By Sean Hatchard
Local college helps students dig deep within themselves, writes Sean Hatchard.
Cloaked in anonymity, it’s tucked away in a nook in the heart of Centretown.
The elaborate, gray-stoned building stands out among its neighbours. The towering steeple of the Pariosse Saint-Jean-Baptiste looms over the entire facility.
Inside its classrooms, students go through the rigours of philosophy and theology — its two specialties.
It’s one of Ottawa’s least known educational institutions — the Collège Dominicain de philosophie et de théologie.
The college, located on Empress Avenue, has been in Ottawa for more than 100 years.
Over the years, men and women, religious and non-religious students, have experienced a philosophical and theological culture based on the Dominican tradition of teaching, which is deeply rooted in its 13th-Century origins.
Dominican College student-turned professor-turned president Michel Gourgues says the school occupies a unique niche in the Canadian university world.
“There are not many schools which are as small and as specialized as we are in the programs we have,” said Gourgues, 60, president since 1988.
“Even though now the school is not exclusively for Dominicans, we are still known better abroad — because we’re so specialized — than we are known right here in Ottawa.”
The predominantly French-speaking college was modeled from the outset on the traditional “House of Studies” of the Dominicans, a religious order established by Saint Dominic in 1216 in the south of France as an Order of Preachers. At the core of its ministry are research, reflection on faith and teaching.
In 1909, it was given official recognition by the Order as a university-level school serving Canadian Dominicans, who had come to Canada from Paris.
The college was granted a civil university charter by the government of Ontario in 1967, with the right to grant degrees in philosophy and theology.
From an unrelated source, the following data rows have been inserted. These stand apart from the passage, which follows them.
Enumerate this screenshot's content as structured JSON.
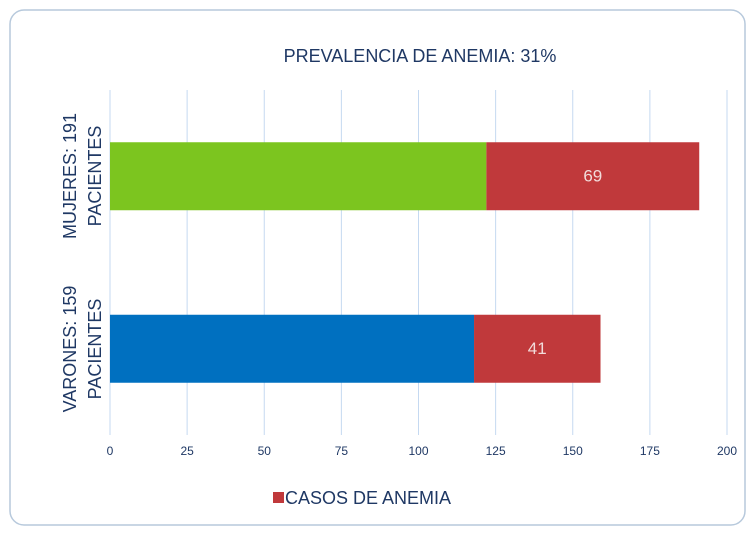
{
  "chart_data": {
    "type": "stacked_barh",
    "title": "PREVALENCIA DE ANEMIA: 31%",
    "categories": [
      "MUJERES: 191 PACIENTES",
      "VARONES: 159 PACIENTES"
    ],
    "series": [
      {
        "colors": [
          "#7cc51f",
          "#0070c0"
        ],
        "values": [
          122,
          118
        ]
      },
      {
        "name": "CASOS DE ANEMIA",
        "color": "#c0393b",
        "values": [
          69,
          41
        ],
        "value_labels": [
          "69",
          "41"
        ]
      }
    ],
    "xlim": [
      0,
      200
    ],
    "xticks": [
      0,
      25,
      50,
      75,
      100,
      125,
      150,
      175,
      200
    ],
    "grid": true,
    "legend": "bottom"
  }
}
Since then, it has been open to anyone interested in acquiring the academic characteristics of the Dominican Order.
It now houses about 120 Canadian and international students and a teaching staff that includes 14 full-time professors.
Gourgues says the college prides itself on the quality of the academic formation it provides.
“It’s the first priority, the quality of the teaching before any publications and research,” says Gourgues, who graduated from the college in 1971.
That’s a testament Jocelyne Lefebvre can confirm.
The 51-year-old Dominican College students’ association president earned her Bachelor of Theology from the college back in 1973, and after taking her masters in Quebec, she returned to the Ottawa school for her doctorate.
“I knew this college was very demanding of its studies. We work hard, but they give us the help we need,” says Lefebvre, a native of St-Jean-sur-Richelieu, Que.
“It’s hard, but after we are done here, there are many benefits. For example, in theology, you have to learn six languages, so after I’m done I can go out and read in Hebrew.”
Maxime Allard is also a familiar face at the college. The 40-year-old philosophy professor, also the school’s registrar, is one of many former students who have returned to the college to teach.
“We have a tradition of the presence of students here, so the professors don’t really have office hours, you’re available to the student all the time,” says Allard, who began lecturing in 1994.
“Students are invited to come for lunch and it’s a community. There isn’t one table for professors and another for students, everyone eats together. So you can joke together or discuss seriously together, so that builds ties along the way. As a professsor, I try to keep on that tradition.”
Allard used an illustration of a colleague to drive home the point.
“There is a 77-year-old teacher, who used to teach me and still teaches here, and he said, ‘I never thought I’d be teaching to people with torn jeans, wearing earrings and dyed hair, but they are intelligent and they are fun,’ ” Allard says.
Allard says that’s the type of rapport that is established between professors and students of all different religions and nationalities.
While the college only receives half of the normal subsidy from the provincial government because it isn’t federated, Allard says the school stands apart from public universities, which are often geared toward job preparation.
“Philosophy doesn’t prepare you too much for jobs, but it prepares you to think, so we’re not oriented directly with jobs or careers,” says Allard, who stresses the philosophy department studies both continental and analytical traditions.
“It’s more to learn how to think and organize your ways of making sense of reality and whatever you do after that is going to help you.
“I have had classmates who have done philosophy and are now lawyers and financial consultants. So the idea is that thinking and organizing your thoughts rationally can come in handy in any type of field you end up in.”
For Lefebvre and the rest of the students, the diversity of the college that includes international students from as far away as Japan, Africa and Latin America, is a real eye opener.
“Every Thursday at noon students come and speak about their personal evolution — where they have come from , where are they going, why are they studying — and that is really nice because the people come from everywhere,” Lefebvre says.
While the college is tucked away in a Centretown cranny, word is spreading fast that this is more than just another school . . . it is a playground experience that approaches life in a way its’ students will not soon forget.